Bayes in één oogopslag

Fishman en Boudry plaatsen hun analyse in het kader van de Bayesiaanse confirmatietheorie, een methode om overtuigingen bij te stellen op grond van nieuwe informatie. Zij schrijven:

“Central to Bayesian confirmation theory is Bayes’ theorem… our initial degree of confidence in the truth of a hypothesis, H, represented by its prior probability, p(H), is revised on the basis of new evidence, E… to yield a posterior probability, p(H|E).”

En verder:

“The likelihood is therefore a measure of how well the hypothesis predicts or fits the evidence.”

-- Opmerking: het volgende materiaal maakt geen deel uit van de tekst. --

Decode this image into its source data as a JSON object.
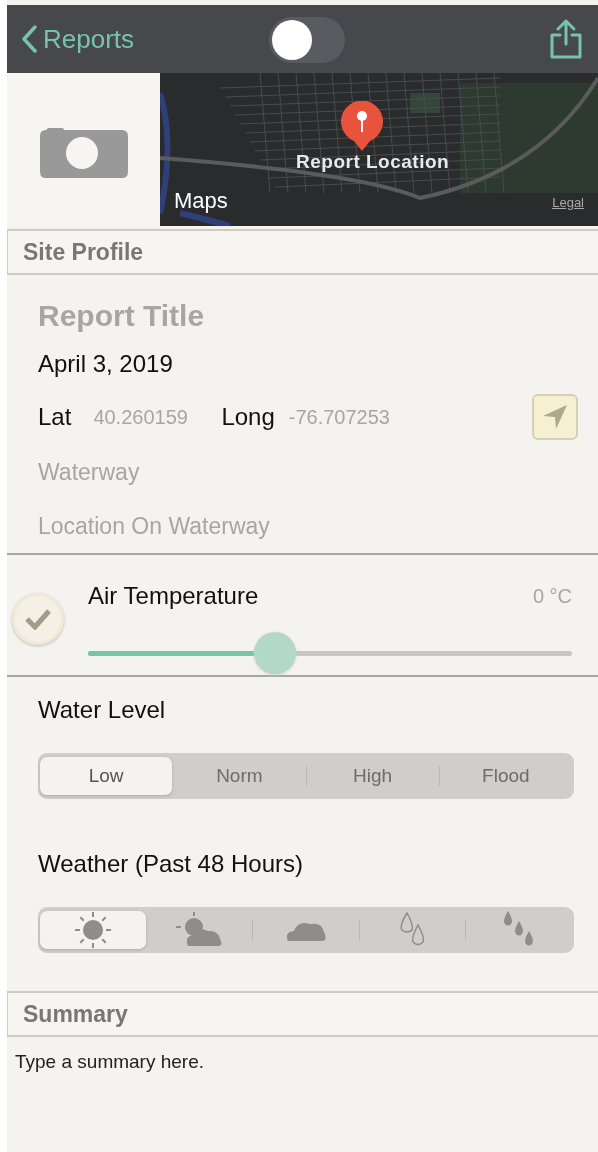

Vrij vertaald: men begint met een prior — een beginkans dat een hypothese waar is — krijgt vervolgens evidence (E), en herberekent die kans tot een posterior, de kans na de gegevens. De likelihood drukt uit hoe goed de hypothese de data voorspelt.

📌 Voorbeeld
Je schat dat er 30 procent kans is dat het gaat regenen. Vervolgens zie je donkere wolken: dat is je nieuwe evidence. Je herziening — de posterior — stijgt dan bijvoorbeeld naar 70 procent. Zo werkt Bayes: je leert van nieuwe gegevens, maar altijd binnen een kader van voorafgaande aannames.

📌 Termen kort
Prior: kans vóór de data.
Likelihood: voorspellende kracht van de hypothese voor de data.
Posterior: kans ná de data.

Eenvoud loont: de complexiteitsboete

“There is a probabilistic cost associated with increasing the complexity of a hypothesis.”

“From Bayesian confirmation theory and information theory it can be shown that increasing the complexity of a hypothesis… yields a reduced posterior probability relative to a simpler hypothesis that fits the data equally well.”

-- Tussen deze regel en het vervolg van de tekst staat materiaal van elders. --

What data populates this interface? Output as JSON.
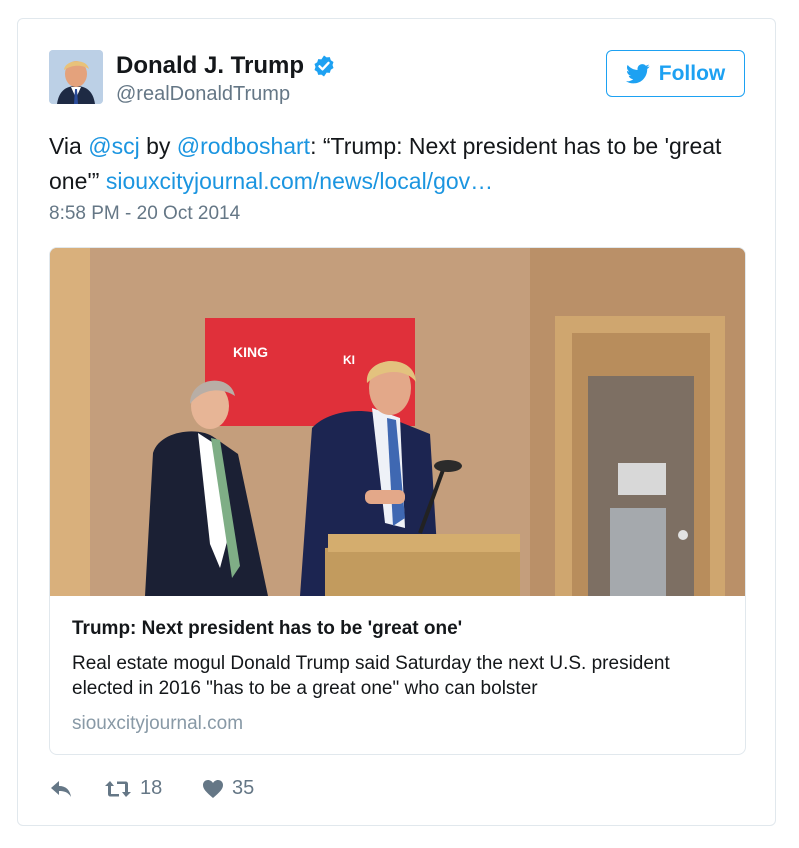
{
  "tweet": {
    "author_name": "Donald J. Trump",
    "author_handle": "@realDonaldTrump",
    "follow_label": "Follow",
    "text_prefix": "Via ",
    "mention_1": "@scj",
    "text_mid": " by ",
    "mention_2": "@rodboshart",
    "text_quote": ": “Trump: Next president has to be 'great one'” ",
    "link": "siouxcityjournal.com/news/local/gov…",
    "timestamp": "8:58 PM - 20 Oct 2014"
  },
  "card": {
    "photo_banner_1": "KING",
    "photo_banner_2": "KI",
    "title": "Trump: Next president has to be 'great one'",
    "description": "Real estate mogul Donald Trump said Saturday the next U.S. president elected in 2016 \"has to be a great one\" who can bolster",
    "domain": "siouxcityjournal.com"
  },
  "actions": {
    "reply_icon": "reply-icon",
    "retweet_icon": "retweet-icon",
    "retweet_count": "18",
    "like_icon": "heart-icon",
    "like_count": "35"
  },
  "colors": {
    "accent": "#1da1f2",
    "link": "#1b95e0",
    "secondary_text": "#657786",
    "border": "#e1e8ed"
  }
}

Vrij weergegeven: hoe meer aannames of extra parameters je toevoegt, hoe ‘duurder’ je theorie wordt. De posterior daalt, tenzij die extra aannames de data aanzienlijk beter verklaren.

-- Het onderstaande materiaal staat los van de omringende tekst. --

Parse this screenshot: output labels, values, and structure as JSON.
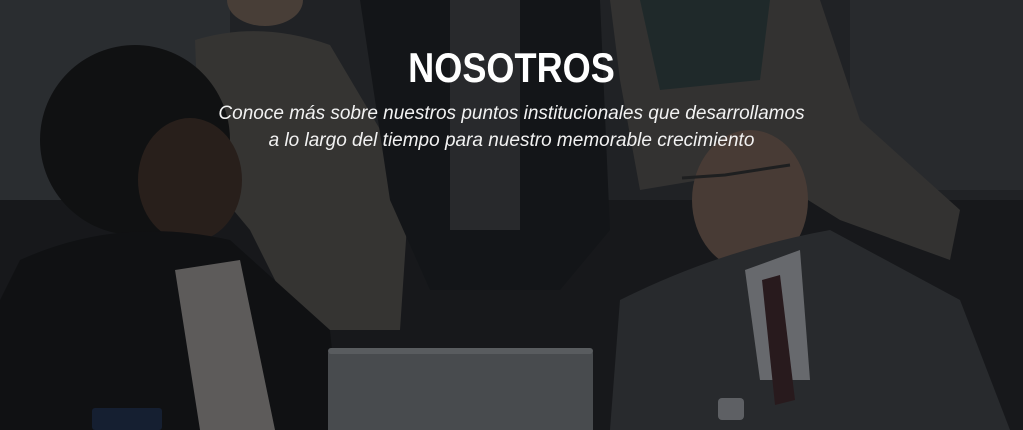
{
  "hero": {
    "title": "NOSOTROS",
    "subtitle_line1": "Conoce más sobre nuestros puntos institucionales que desarrollamos",
    "subtitle_line2": "a lo largo del tiempo para nuestro memorable crecimiento",
    "background_image": "office-team-meeting-photo",
    "overlay_color": "#0a0b0d"
  }
}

“Introducing additional entities into a theory has an effect similar to… introducing additional parameters… the complexity of the theory must increase, which in turn decreases its prior probability.”

Voorbeeld: bij de planeetbanen van Uranus bleek één extra planeet, Neptunus, gerechtvaardigd. Die hypothese voegde complexiteit toe, maar leverde ook toetsbare voorspellingen op die uitkwamen. Zo overwint fit de boete.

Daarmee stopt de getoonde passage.